Parallèlement à cette persuasion, Washington devrait exhorter Paris à assouplir sa position rigide pro-marocaine sur le conflit. Les États-Unis fournissent un soutien substantiel en matière de renseignement aux efforts français de lutte contre le terrorisme au Sahel. En retour, il devrait insister pour que la France cesse d’utiliser son droit de veto au Conseil de sécurité de l’ONU pour empêcher l’ONU de surveiller les violations des droits de l’homme au Sahara occidental. En attendant, le département d’Etat devrait nommer un nouvel envoyé spécial américain au Sahel, un poste vacant depuis plus d’un an, tout en veillant à ce que ce nouvel envoyé ait un historique d’expertise impartiale en Afrique du Nord. Les acteurs internationaux ont tendance à sous-estimer l’interdépendance entre le Sahel et l’Afrique du Nord ; un émissaire pourrait aider à rationaliser et à coordonner différentes formes de l’aide à l’heure des bouleversements régionaux et alors que les États cherchent à diversifier leurs partenariats extérieurs. Cela contribuerait à garantir que les politiques américaines au Sahel n’attisent pas par inadvertance les tensions en Afrique du Nord, et vice versa.

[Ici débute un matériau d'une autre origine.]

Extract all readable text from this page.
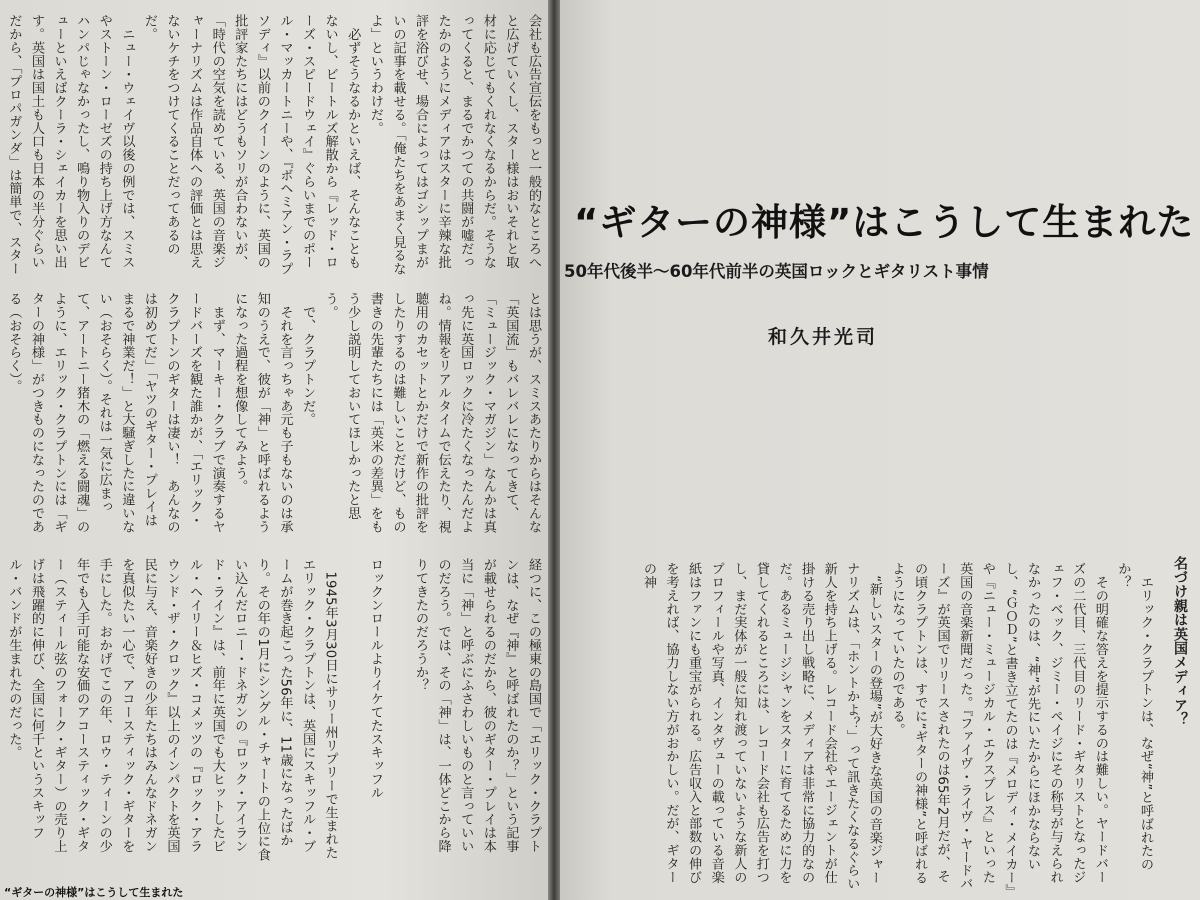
会社も広告宣伝をもっと一般的なところへと広げていくし、スター様はおいそれと取材に応じてもくれなくなるからだ。そうなってくると、まるでかつての共闘が嘘だったかのようにメディアはスターに辛辣な批評を浴びせ、場合によってはゴシップまがいの記事を載せる。「俺たちをあまく見るなよ」というわけだ。
　必ずそうなるかといえば、そんなこともないし、ビートルズ解散から『レッド・ローズ・スピードウェイ』ぐらいまでのポール・マッカートニーや、『ボヘミアン・ラプソディ』以前のクイーンのように、英国の批評家たちにはどうもソリが合わないが、「時代の空気を読めている、英国の音楽ジャーナリズムは作品自体への評価とは思えないケチをつけてくることだってあるのだ。
　ニュー・ウェイヴ以後の例では、スミスやストーン・ローゼズの持ち上げ方なんてハンパじゃなかったし、鳴り物入りのデビューといえばクーラ・シェイカーを思い出す。英国は国土も人口も日本の半分ぐらいだから、「プロパガンダ」は簡単で、スター

とは思うが、スミスあたりからはそんな「英国流」もバレバレになってきて、「ミュージック・マガジン」なんかは真っ先に英国ロックに冷たくなったんだよね。情報をリアルタイムで伝えたり、視聴用のカセットとかだけで新作の批評をしたりするのは難しいことだけど、もの書きの先輩たちには「英米の差異」をもう少し説明しておいてほしかったと思う。
　で、クラプトンだ。
　それを言っちゃあ元も子もないのは承知のうえで、彼が「神」と呼ばれるようになった過程を想像してみよう。
　まず、マーキー・クラブで演奏するヤードバーズを観た誰かが、「エリック・クラプトンのギターは凄い！　あんなのは初めてだ」「ヤツのギター・プレイはまるで神業だ！」と大騒ぎしたに違いない（おそらく）。それは一気に広まって、アートニー猪木の「燃える闘魂」のように、エリック・クラプトンには「ギターの神様」がつきものになったのである（おそらく）。

経つに、この極東の島国で「エリック・クラプトンは、なぜ『神』と呼ばれたのか？」という記事が載せられるのだから、彼のギター・プレイは本当に「神」と呼ぶにふさわしいものと言っていいのだろう。では、その「神」は、一体どこから降りてきたのだろうか？

ロックンロールよりイケてたスキッフル

　1945年3月30日にサリー州リプリーで生まれたエリック・クラプトンは、英国にスキッフル・ブームが巻き起こった56年に、11歳になったばかり。その年の1月にシングル・チャートの上位に食い込んだロニー・ドネガンの『ロック・アイランド・ライン』は、前年に英国でも大ヒットしたビル・ヘイリー＆ヒズ・コメッツの『ロック・アラウンド・ザ・クロック』以上のインパクトを英国民に与え、音楽好きの少年たちはみんなドネガンを真似たい一心で、アコースティック・ギターを手にした。おかげでこの年、ロウ・ティーンの少年でも入手可能な安価のアコースティック・ギター（スティール弦のフォーク・ギター）の売り上げは飛躍的に伸び、全国に何千というスキッフル・バンドが生まれたのだった。

“ギターの神様”はこうして生まれた
“ギターの神様”はこうして生まれた
50年代後半〜60年代前半の英国ロックとギタリスト事情
和久井光司
名づけ親は英国メディア？
　エリック・クラプトンは、なぜ“神”と呼ばれたのか？
　その明確な答えを提示するのは難しい。ヤードバーズの二代目、三代目のリード・ギタリストとなったジェフ・ベック、ジミー・ペイジにその称号が与えられなかったのは、“神”が先にいたからにほかならないし、“ＧＯＤ”と書き立てたのは『メロディ・メイカー』や『ニュー・ミュージカル・エクスプレス』といった英国の音楽新聞だった。『ファイヴ・ライヴ・ヤードバーズ』が英国でリリースされたのは65年2月だが、その頃クラプトンは、すでに“ギターの神様”と呼ばれるようになっていたのである。
　“新しいスターの登場”が大好きな英国の音楽ジャーナリズムは、「ホントかよ？」って訊きたくなるぐらい新人を持ち上げる。レコード会社やエージェントが仕掛ける売り出し戦略に、メディアは非常に協力的なのだ。あるミュージシャンをスターに育てるために力を貸してくれるところには、レコード会社も広告を打つし、まだ実体が一般に知れ渡っていないような新人のプロフィールや写真、インタヴューの載っている音楽紙はファンにも重宝がられる。広告収入と部数の伸びを考えれば、協力しない方がおかしい。だが、ギターの神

Ces mesures – amener le Maroc à reconsidérer les coûts de son cours actuel, mieux surveiller les violations des droits de l’homme dans le territoire contesté et coordonner plus étroitement les politiques américaines dans la région élargie – pourraient aider à réparer certains des dommages causés par l’administration Trump. Mais Washington doit refuser de se contenter de rétablir un statu quo au Sahara Occidental qui n’a jamais fonctionné que pour un seul parti.